Sabato sera Giuseppe Lorusso, detto “Musslin” (Mussolini), passeggiava tranquillamente per Corso Manfredi nella sua Manfredonia come tanti altri. Non immaginava che dopo pochi giorni, il lunedì seguente, sarebbe stato arrestato nell’ambito dell’operazione coordinata dalla DDA di Bari contro la mafia garganica, che grazie alle rivelazioni dei collaboratori di giustizia (zero fino alla strage del 9 agosto 2017, oggi 25 oltre a 4 testimoni di giustizia) e agli elementi probatori di riscontro individuati dagli inquirenti ha fatto luce sugli omicidi, rimasti a lungo irrisolti, di Francesco Libergolis, Francesco Armiento e Ivan Rosa. Tre delitti avvenuti tra il 2011 e il 2016 caratterizzati da una estrema ferocia ed efferatezza, tratto distintivo dei clan del Gargano. L’indagine – le cui misure hanno colpito anche tre collaboratori di giustizia mattinatesi (i fratelli Antonio e Andrea Quitadamo, alias “Baffino”, e Francesco Notarangelo, detto “Natale”), il mattinatese Francesco Scirpoli, Michele Silvestri, Matteo Lombardi, Pietro La Torre e un altro fratello Quitadamo, Renato – permette oggi anche di capire meglio alcune delle vicende che portarono nel 2015 al primo caso di consiglio comunale sciolto per mafia in Capitanata, quello di Monte Sant’Angelo. La commissione di accesso fu inviata da Prefettura e Viminale nel settembre 2014, l’anno in cui avvenne a marzo avvennero due episodi che nessuno ha scordato nella città dell’Arcangelo: il 1° marzo furono esplose trenta cartucce con fucile automatico AK47 Kalashnikov contro la saracinesca del garage del dirigente dell’Ufficio tecnico comunale Giampiero Bisceglia; il 19 marzo fu ucciso in un agguato il 37enne Ivan Rosa, mentre si recava nella sua masseria, in località Bosco Quarto.

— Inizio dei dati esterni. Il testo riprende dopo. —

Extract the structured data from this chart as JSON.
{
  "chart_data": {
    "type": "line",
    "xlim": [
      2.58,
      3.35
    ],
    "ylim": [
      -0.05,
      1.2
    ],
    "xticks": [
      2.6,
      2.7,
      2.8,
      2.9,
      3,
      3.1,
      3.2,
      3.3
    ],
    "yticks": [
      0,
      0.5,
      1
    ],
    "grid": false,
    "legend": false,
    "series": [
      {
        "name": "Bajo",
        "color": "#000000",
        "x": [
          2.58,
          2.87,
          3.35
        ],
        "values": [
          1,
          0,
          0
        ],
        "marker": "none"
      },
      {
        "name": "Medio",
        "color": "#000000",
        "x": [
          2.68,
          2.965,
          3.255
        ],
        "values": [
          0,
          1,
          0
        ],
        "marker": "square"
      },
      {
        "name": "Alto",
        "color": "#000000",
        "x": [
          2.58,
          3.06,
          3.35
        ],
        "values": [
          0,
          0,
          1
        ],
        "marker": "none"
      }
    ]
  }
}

Il 27 giugno 2016, nelle campagne di Mattinata, scompare Francesco Armiento. Il suo corpo non verrà mai ritrovato: è un’altra “lupara bianca”, un altro tassello della strategia del terrore che la mafia garganica ha usato per decenni per controllare il territorio. L’ordinanza del Gip di Bari ricostruisce un delitto che porta la firma del gruppo Romito‑Lombardi‑Ricucci, e che si inserisce nella lunga scia di sangue della faida con i Li Bergolis.

Il 19 marzo 2014, lungo la strada che porta alla masseria di Ivan Rosa, si consuma un agguato che porta la firma inconfondibile della mafia garganica. Rosa, figura controversa e ritenuta vicina al clan Li Bergolis, viene assassinato con decine di colpi di fucile calibro 12. L’ordinanza del Gip di Bari ricostruisce un delitto che non è solo vendetta ma rappresenta un atto di disciplina interna, un’esecuzione mafiosa pensata per ristabilire gerarchie e punire chi “alzava la cresta”.

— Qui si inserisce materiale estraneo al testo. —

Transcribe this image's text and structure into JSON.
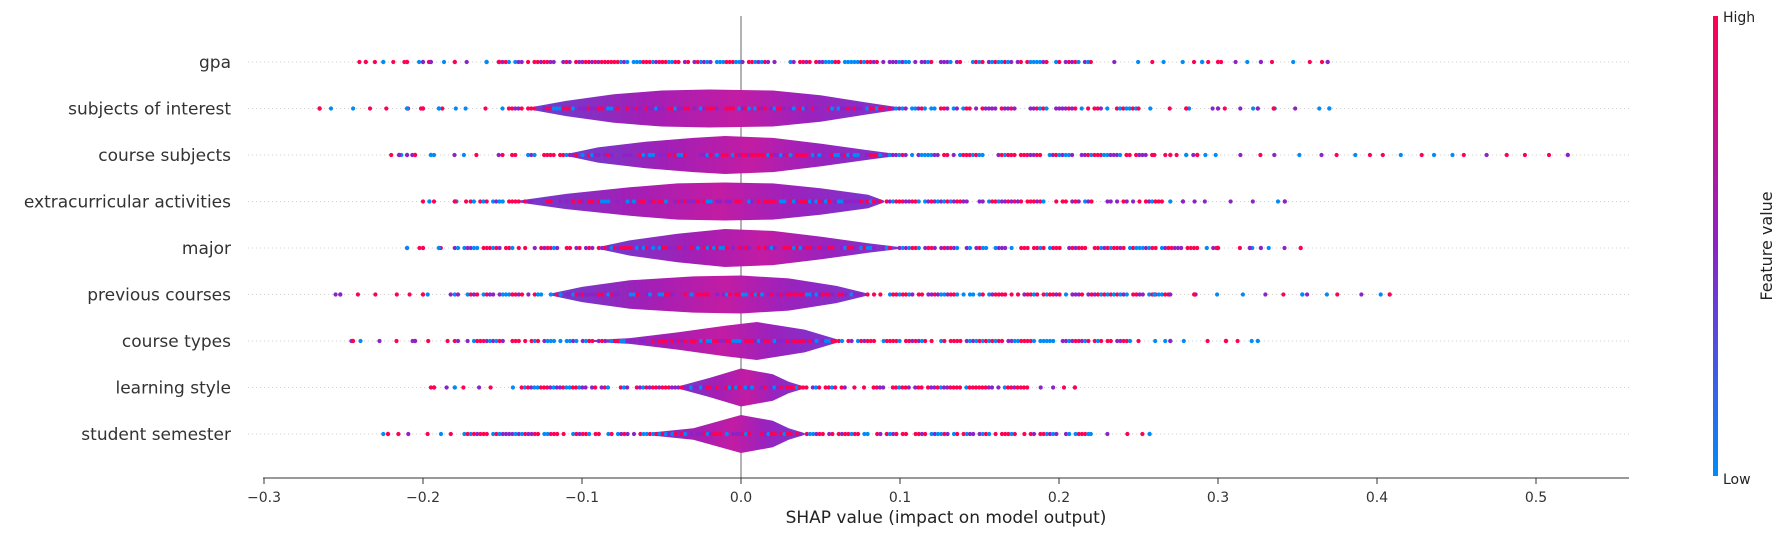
{
  "chart_data": {
    "type": "scatter",
    "variant": "shap-violin-summary",
    "xlabel": "SHAP value (impact on model output)",
    "xlim": [
      -0.31,
      0.57
    ],
    "x_ticks": [
      -0.3,
      -0.2,
      -0.1,
      0.0,
      0.1,
      0.2,
      0.3,
      0.4,
      0.5
    ],
    "x_tick_labels": [
      "−0.3",
      "−0.2",
      "−0.1",
      "0.0",
      "0.1",
      "0.2",
      "0.3",
      "0.4",
      "0.5"
    ],
    "colorbar": {
      "label": "Feature value",
      "high_label": "High",
      "low_label": "Low",
      "high_color": "#ff0052",
      "mid_color": "#8c23c8",
      "low_color": "#008bfb"
    },
    "features": [
      {
        "name": "gpa",
        "range": [
          -0.24,
          0.37
        ],
        "core": [
          -0.15,
          0.22
        ],
        "violin": false,
        "body": [],
        "outliers": [
          -0.236,
          -0.225,
          -0.21,
          -0.2,
          -0.195,
          -0.18,
          -0.16,
          -0.152,
          0.29,
          0.3,
          0.327,
          0.369
        ]
      },
      {
        "name": "subjects of interest",
        "range": [
          -0.265,
          0.37
        ],
        "core": [
          -0.15,
          0.25
        ],
        "violin": true,
        "body": [
          [
            -0.13,
            0.1
          ],
          [
            -0.11,
            0.4
          ],
          [
            -0.08,
            0.75
          ],
          [
            -0.05,
            0.95
          ],
          [
            -0.02,
            1.0
          ],
          [
            0.02,
            0.95
          ],
          [
            0.05,
            0.7
          ],
          [
            0.08,
            0.3
          ],
          [
            0.1,
            0.05
          ]
        ],
        "outliers": [
          -0.265,
          -0.21,
          -0.2,
          -0.19,
          0.28,
          0.3,
          0.325,
          0.335,
          0.37
        ]
      },
      {
        "name": "course subjects",
        "range": [
          -0.22,
          0.52
        ],
        "core": [
          -0.15,
          0.26
        ],
        "violin": true,
        "body": [
          [
            -0.11,
            0.05
          ],
          [
            -0.09,
            0.4
          ],
          [
            -0.06,
            0.7
          ],
          [
            -0.03,
            0.9
          ],
          [
            -0.01,
            1.0
          ],
          [
            0.02,
            0.9
          ],
          [
            0.05,
            0.6
          ],
          [
            0.08,
            0.25
          ],
          [
            0.1,
            0.03
          ]
        ],
        "outliers": [
          -0.215,
          -0.21,
          -0.205,
          -0.195,
          0.27,
          0.28,
          0.287,
          0.52
        ]
      },
      {
        "name": "extracurricular activities",
        "range": [
          -0.2,
          0.34
        ],
        "core": [
          -0.17,
          0.27
        ],
        "violin": true,
        "body": [
          [
            -0.14,
            0.05
          ],
          [
            -0.11,
            0.4
          ],
          [
            -0.07,
            0.75
          ],
          [
            -0.04,
            0.95
          ],
          [
            -0.01,
            1.0
          ],
          [
            0.02,
            0.95
          ],
          [
            0.05,
            0.7
          ],
          [
            0.08,
            0.35
          ],
          [
            0.09,
            0.05
          ]
        ],
        "outliers": [
          -0.196,
          -0.18,
          0.278,
          0.342
        ]
      },
      {
        "name": "major",
        "range": [
          -0.21,
          0.35
        ],
        "core": [
          -0.18,
          0.3
        ],
        "violin": true,
        "body": [
          [
            -0.09,
            0.05
          ],
          [
            -0.07,
            0.4
          ],
          [
            -0.04,
            0.75
          ],
          [
            -0.01,
            1.0
          ],
          [
            0.02,
            0.9
          ],
          [
            0.05,
            0.6
          ],
          [
            0.08,
            0.25
          ],
          [
            0.1,
            0.05
          ]
        ],
        "outliers": [
          -0.21,
          -0.2,
          -0.19,
          0.3,
          0.32,
          0.327,
          0.352
        ]
      },
      {
        "name": "previous courses",
        "range": [
          -0.255,
          0.41
        ],
        "core": [
          -0.18,
          0.27
        ],
        "violin": true,
        "body": [
          [
            -0.12,
            0.05
          ],
          [
            -0.1,
            0.4
          ],
          [
            -0.07,
            0.75
          ],
          [
            -0.03,
            0.95
          ],
          [
            0.0,
            1.0
          ],
          [
            0.03,
            0.85
          ],
          [
            0.06,
            0.45
          ],
          [
            0.08,
            0.05
          ]
        ],
        "outliers": [
          -0.252,
          -0.2,
          0.26,
          0.285,
          0.353,
          0.408
        ]
      },
      {
        "name": "course types",
        "range": [
          -0.245,
          0.325
        ],
        "core": [
          -0.18,
          0.25
        ],
        "violin": true,
        "body": [
          [
            -0.1,
            0.02
          ],
          [
            -0.07,
            0.15
          ],
          [
            -0.04,
            0.45
          ],
          [
            -0.01,
            0.8
          ],
          [
            0.01,
            1.0
          ],
          [
            0.04,
            0.6
          ],
          [
            0.06,
            0.1
          ]
        ],
        "outliers": [
          -0.244,
          -0.205,
          0.27,
          0.305,
          0.325
        ]
      },
      {
        "name": "learning style",
        "range": [
          -0.195,
          0.21
        ],
        "core": [
          -0.14,
          0.18
        ],
        "violin": true,
        "body": [
          [
            -0.04,
            0.05
          ],
          [
            -0.02,
            0.5
          ],
          [
            0.0,
            1.0
          ],
          [
            0.02,
            0.7
          ],
          [
            0.03,
            0.3
          ],
          [
            0.04,
            0.05
          ]
        ],
        "outliers": [
          -0.193,
          -0.18,
          0.21
        ]
      },
      {
        "name": "student semester",
        "range": [
          -0.225,
          0.26
        ],
        "core": [
          -0.18,
          0.22
        ],
        "violin": true,
        "body": [
          [
            -0.06,
            0.05
          ],
          [
            -0.03,
            0.3
          ],
          [
            0.0,
            1.0
          ],
          [
            0.02,
            0.7
          ],
          [
            0.03,
            0.3
          ],
          [
            0.04,
            0.05
          ]
        ],
        "outliers": [
          -0.222,
          0.257
        ]
      }
    ]
  }
}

Nel giugno del 2011, sulle alture di Mattinata, si consumò uno degli omicidi più brutali della faida garganica. La vittima era Francesco Li Bergolis, soprannominato “Faccia di Pecora”, un pastore che – secondo i collaboratori – non aveva alcun ruolo nella criminalità organizzata. Eppure il suo cognome, pesante come una condanna, bastò a trasformarlo in un bersaglio.